The Science of Memes: Dan Zarrella's Quest for Social Media Hard Data

The science of memes: Dan Zarrella’s quest for social media hard data

by Simon Owens

In response to the announcement that the Washington Post plans to sell Newsweek, Seth Godin — one of the most widely-linked and retweeted marketing bloggers — fired off a post yesterday morning in which he lectures his readers as to where the future of profitable publishing is headed. After quickly dismissing the idea of monetizing blogging as “awfully difficult to do,” he identifies where the money truly is: micro-magazines. “There’s room in the market for 100,000 profitable micro-magazines,” he states matter-of-factly. ” … Don’t expect overnight successes in this form of media, but certainly expect that once someone figures out how to be the voice of a tribe, the revenue will take care of itself.”

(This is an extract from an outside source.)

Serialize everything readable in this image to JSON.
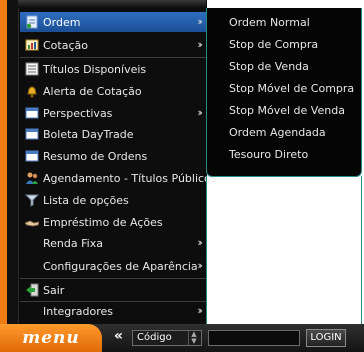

But before media executives begin throwing their money into “micro magazines” (a quick Google search indicates that Godin seemingly made the term up), they should consider the fact that the blogger doesn’t back up this assertion with any hard data. No focus groups indicating a strong interest in this medium. No charts detailing a steep rise in subscriptions. No statistical comparisons between micro-magazines and regular (macro?) magazines. The post seems to consist solely of his gut reaction to the Newsweek announcement. The only “evidence” he offers is the anecdote of a single magazine, which he predicts will reach “100,000 people with 2 employees.” In fact, many blog posts of Godin’s follow this trend. They offer interesting ideas that may make you think about an issue in a different way, but if you pressed someone to name a directly-applicable idea in the post you’d come up empty handed.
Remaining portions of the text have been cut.